Шрифт:
И она не ошиблась. Выпив чаю и прикончив бутылку рому, «дух Менди» встал, прошелся по залу, ища кого-то своими близорукими глазами. Потом поднял лорнет и начал пробираться к маленькой компании, сидящей в углу. Он улыбнулся бойкому мальчугану, поклонился не то Кройндл, не то Эстерке и заговорил на языке, который они обе не понимали, хотя он и казался им знакомым. То ли английский, то ли шведский. И, что странно, голос незнакомца был хриплым и игривым, как у надтреснутой свирели, и к тому же вежливо-сладким — тоже как у Менди, когда он пытался понравиться.
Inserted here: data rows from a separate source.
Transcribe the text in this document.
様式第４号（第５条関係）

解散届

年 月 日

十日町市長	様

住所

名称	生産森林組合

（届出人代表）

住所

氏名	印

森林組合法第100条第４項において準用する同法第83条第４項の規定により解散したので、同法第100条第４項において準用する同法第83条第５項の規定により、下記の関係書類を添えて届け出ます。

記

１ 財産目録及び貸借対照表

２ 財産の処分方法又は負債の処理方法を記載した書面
Эстерка сделала строгое выражение лица и показала, что не понимает. Спать она пошла в свою натопленную кибитку, хотя на большой станции не было нехватки в кроватях. На этот раз у Эстерки была какая-то особенная боязнь прилечь в большой гостевой комнате, дышать одним воздухом с тем человеком, который так явно принял облик ее покойного мужа.
Глава восьмая
От Луги до Лепеля
1
Всю ночь Эстерка спала плохо в своей большей кибитке. Она чувствовала себя в ней неуверенно, хотя дверцы были хорошо заперты, а окошки — занавешены. Она поминутно просыпалась от страха, что кто-то, затаив дыхание, прокрадывается к ней мягкими шажками. Однажды поблизости даже послышался хриплый кашель промерзшего незнакомого человека, так похожего на ее умершего мужа.
Она встала раньше всех, разбудила приказчика и кучера, велела запрягать лошадей, чтобы как можно быстрее покинуть Лугу. Отдохнувшие лошади неслись по жесткому, замерзшему шляху, как стрела, пущенная из лука. Пожевав овса из привязанных торб в конюшне при маленькой придорожной корчме, они двинулись дальше и ночью достигли большой станции на перекрестке дорог между Новгородом и Сольцами.[54]
Осторожными шагами, пряча лицо в теплый воротник, Эстерка вошла в плохо освещенный зал для проезжающих, как будто опасалась неприятной встречи… И незнакомец с профилем Менди снова сидел за столом среди других гостей. Открытая бутыль с ромом стояла рядом с ним, а свои замерзшие худые руки он грел, держа в них чашку горячего чаю…
У Эстерки кровь застыла в жилах: как он мог успеть обогнать ее? Ведь она так рано выехала. Как будто черт его сюда принес.
Но она сразу же сообразила, что почтовыми санями, в которых всего-то два места, но зато две лошади в упряжке, можно по такой хорошей, промерзшей дороге ехать намного быстрее, чем в тяжелой кибитке…
Ею вдруг овладело женское любопытство, которого она никогда не проявляла к посторонним мужчинам. Это любопытство смешалось со страхом, как горячее с холодным. Двойник ее нелюбимого мужа странно выглядел в свете сальной свечки, стоявшей на столе, и каждое его движение казалось исполненным глубокого значения.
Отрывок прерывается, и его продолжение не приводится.